Die Havarie der »MSC Zoe« hat ein Schlaglicht auf eine bekannte Debatte geworfen: Schifffahrt und Sicherheit im Wattenmeer. Ein neuer »Runder Tisch« soll das Thema vorantreiben

[ds_preview]Seit dem Beginn der trilateralen Watten­meer Kooperation zwischen den Niederlanden, Dänemark und Deutschland spielt das Thema Schifffahrt eine wichtige Rolle. Viele (Beinahe-)Kollisionen oder Havarien zeugen weiterhin von der hohen Relevanz des Themas für den Schutz des sensiblen Wattenmeeres.

Abstract: Round Table for safety in the Wadden Sea

The incident of the »MSC Zoe« has thrown a spotlight on a familiar debate: Shipping and safety in the Wadden Sea. A new »round table« is to push the issue forward. Interested parties are invited to join the debate. The focus is on ship safety but also on land-based consideration.
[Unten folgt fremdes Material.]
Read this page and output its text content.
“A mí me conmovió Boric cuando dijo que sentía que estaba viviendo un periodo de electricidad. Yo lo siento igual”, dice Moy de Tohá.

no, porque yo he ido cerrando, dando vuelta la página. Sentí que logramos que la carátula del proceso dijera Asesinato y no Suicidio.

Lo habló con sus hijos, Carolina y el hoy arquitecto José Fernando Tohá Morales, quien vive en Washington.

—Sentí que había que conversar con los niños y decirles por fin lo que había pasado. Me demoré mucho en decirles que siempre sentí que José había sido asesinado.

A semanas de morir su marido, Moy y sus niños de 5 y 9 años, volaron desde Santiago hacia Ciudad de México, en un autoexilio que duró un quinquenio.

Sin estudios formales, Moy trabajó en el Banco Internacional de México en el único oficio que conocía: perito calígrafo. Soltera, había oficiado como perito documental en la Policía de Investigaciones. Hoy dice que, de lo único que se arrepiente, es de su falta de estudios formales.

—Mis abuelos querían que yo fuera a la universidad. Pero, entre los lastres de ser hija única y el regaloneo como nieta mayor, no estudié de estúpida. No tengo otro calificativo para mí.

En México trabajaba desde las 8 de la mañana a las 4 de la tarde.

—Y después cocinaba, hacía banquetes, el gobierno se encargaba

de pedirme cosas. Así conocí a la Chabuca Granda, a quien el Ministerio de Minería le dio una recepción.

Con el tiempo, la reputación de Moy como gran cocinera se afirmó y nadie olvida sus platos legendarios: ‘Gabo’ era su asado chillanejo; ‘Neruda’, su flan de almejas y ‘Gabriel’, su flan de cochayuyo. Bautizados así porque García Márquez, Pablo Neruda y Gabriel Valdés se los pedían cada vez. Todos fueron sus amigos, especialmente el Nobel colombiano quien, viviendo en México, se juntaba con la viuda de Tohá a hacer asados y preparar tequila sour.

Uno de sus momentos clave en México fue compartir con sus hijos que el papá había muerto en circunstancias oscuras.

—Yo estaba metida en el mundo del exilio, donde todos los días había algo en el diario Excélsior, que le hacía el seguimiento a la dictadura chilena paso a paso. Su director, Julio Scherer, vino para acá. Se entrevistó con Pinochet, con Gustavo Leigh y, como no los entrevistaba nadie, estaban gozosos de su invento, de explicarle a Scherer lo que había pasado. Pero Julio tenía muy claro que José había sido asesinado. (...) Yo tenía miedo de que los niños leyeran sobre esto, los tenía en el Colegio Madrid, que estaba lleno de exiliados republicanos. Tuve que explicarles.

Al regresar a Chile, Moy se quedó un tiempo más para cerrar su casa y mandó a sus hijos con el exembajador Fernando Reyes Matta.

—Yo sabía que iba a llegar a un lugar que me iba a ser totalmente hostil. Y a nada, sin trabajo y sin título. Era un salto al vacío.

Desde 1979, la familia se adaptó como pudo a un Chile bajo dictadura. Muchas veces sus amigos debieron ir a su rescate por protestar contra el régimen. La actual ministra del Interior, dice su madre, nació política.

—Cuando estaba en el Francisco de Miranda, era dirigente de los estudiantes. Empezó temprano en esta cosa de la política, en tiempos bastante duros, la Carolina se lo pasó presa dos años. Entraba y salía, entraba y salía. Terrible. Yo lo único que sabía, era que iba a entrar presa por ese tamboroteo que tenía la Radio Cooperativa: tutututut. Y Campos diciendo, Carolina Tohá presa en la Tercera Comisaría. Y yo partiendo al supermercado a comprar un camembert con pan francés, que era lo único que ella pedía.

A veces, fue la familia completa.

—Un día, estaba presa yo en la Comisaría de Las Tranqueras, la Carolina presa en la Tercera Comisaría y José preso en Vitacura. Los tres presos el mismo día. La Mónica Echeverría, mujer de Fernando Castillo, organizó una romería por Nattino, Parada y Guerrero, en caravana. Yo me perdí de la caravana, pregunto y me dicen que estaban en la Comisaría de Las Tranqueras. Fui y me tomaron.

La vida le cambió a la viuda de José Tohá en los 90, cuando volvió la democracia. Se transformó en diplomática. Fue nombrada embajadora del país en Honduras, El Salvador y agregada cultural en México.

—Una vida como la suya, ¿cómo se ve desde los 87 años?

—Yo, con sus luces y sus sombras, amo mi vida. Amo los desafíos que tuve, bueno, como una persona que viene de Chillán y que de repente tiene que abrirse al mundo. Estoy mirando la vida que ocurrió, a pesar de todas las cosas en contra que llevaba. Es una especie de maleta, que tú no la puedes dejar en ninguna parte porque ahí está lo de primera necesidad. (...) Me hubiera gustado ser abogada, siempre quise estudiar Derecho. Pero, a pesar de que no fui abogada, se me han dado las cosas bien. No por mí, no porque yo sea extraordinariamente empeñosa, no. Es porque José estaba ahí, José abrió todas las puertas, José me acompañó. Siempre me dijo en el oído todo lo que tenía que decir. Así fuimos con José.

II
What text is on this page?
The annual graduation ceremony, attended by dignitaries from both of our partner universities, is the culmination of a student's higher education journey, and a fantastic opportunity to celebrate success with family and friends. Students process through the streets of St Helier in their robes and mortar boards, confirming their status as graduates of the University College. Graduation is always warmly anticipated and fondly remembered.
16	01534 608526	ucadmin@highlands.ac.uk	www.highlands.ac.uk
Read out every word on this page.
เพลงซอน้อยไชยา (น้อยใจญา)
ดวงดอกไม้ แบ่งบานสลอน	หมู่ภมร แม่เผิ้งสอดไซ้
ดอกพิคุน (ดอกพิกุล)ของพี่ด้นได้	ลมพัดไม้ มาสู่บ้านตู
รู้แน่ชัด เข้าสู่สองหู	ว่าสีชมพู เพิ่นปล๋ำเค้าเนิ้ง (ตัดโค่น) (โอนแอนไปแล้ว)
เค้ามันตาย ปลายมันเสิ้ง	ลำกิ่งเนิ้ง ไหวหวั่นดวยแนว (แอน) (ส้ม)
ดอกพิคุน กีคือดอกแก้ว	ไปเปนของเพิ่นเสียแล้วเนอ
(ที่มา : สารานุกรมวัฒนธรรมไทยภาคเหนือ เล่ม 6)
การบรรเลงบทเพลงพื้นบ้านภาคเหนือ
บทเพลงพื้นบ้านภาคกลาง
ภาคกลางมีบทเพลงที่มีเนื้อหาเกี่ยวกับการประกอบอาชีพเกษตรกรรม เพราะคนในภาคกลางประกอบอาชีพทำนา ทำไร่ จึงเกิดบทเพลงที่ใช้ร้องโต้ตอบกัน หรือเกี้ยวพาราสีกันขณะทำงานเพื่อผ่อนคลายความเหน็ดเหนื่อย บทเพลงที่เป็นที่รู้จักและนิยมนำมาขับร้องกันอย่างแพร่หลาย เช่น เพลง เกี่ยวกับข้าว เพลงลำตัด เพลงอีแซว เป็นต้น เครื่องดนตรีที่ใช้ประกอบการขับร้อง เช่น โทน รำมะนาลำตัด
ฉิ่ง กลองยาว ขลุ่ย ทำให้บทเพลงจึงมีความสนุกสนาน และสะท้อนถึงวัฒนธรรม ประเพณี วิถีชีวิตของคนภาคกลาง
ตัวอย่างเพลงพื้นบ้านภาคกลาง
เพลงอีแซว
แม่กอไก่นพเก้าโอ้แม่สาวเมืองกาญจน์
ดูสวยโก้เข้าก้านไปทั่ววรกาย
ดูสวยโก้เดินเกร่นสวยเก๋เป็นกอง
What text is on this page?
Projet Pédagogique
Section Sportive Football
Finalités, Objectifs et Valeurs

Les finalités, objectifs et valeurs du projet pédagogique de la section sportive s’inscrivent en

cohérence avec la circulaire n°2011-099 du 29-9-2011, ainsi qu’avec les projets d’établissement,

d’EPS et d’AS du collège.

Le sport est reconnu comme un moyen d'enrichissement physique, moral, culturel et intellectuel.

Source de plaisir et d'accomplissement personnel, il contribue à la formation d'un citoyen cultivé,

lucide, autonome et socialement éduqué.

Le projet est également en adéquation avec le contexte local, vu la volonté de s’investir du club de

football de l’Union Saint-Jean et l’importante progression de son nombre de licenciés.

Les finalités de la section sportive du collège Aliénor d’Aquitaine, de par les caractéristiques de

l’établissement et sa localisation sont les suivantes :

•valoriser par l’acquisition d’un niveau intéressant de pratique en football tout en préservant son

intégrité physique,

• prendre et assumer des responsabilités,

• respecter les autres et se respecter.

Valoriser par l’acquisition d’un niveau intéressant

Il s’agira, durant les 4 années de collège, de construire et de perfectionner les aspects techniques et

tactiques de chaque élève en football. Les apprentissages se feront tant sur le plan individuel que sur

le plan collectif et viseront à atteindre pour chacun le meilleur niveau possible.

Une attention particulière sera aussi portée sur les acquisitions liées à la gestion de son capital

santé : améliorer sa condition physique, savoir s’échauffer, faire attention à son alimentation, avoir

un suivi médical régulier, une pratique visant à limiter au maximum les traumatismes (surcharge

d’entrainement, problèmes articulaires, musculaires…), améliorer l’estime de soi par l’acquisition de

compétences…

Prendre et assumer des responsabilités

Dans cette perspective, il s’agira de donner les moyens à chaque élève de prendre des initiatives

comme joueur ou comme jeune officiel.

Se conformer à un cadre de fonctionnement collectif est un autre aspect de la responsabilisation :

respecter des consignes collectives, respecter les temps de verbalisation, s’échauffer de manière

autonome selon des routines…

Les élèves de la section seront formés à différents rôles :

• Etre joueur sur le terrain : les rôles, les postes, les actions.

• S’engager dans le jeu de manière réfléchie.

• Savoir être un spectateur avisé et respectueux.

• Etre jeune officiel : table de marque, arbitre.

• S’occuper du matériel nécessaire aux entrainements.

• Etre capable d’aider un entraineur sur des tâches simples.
Mit der Anerkennung des Wattenmeergebietes als »Particular Sensitive Sea Area« (PSSA) in 2002 durch die International Maritime Organization (IMO) wurde dies unterstrichen. Im Januar 2019 geriet die »MSC Zoe« in schwere See und verlor mehr als 300 Container vor der niederländischen und deutschen Wattenmeerküste. In enger Zusammenarbeit mit der Trilateralen Wattenmeer-Kooperation wird das Forum für die trilaterale Wattenmeer Region (WSF) einen Runden Tisch zum Thema Schifffahrt durchführen.

Als sich nach der letzten Eiszeit die Flachmeerküste in der südlichen Nordsee bildete, war dies mit ertragreichen Fanggründen und diffizilen Schifffahrtswegen durch das Wattenmeer verbunden. Die ersten Häfen in der tidebeeinflussten Landschaft konnten nur mit Schiffen, die einen geringen Tiefgang aufwiesen, und nur zu bestimmten Zeiten erreicht werden.

Mit zunehmendem Handel über den Seeweg stieg der Bedarf an Anlandekapazitäten. Die Kapazität der Containerschiffe hat sich seit 1980 ungefähr verfünffacht. Die Flussläufe wurden und werden an größer werdende Schiffe und veränderte Schiffstypen angepasst.

Zufahrt zu Haupthäfen

Durch die menschlichen Eingriffe in die natürlichen Gegebenheiten wurde die Abhängigkeit von Tidefenstern und ausreichender Wassertiefe immer geringer.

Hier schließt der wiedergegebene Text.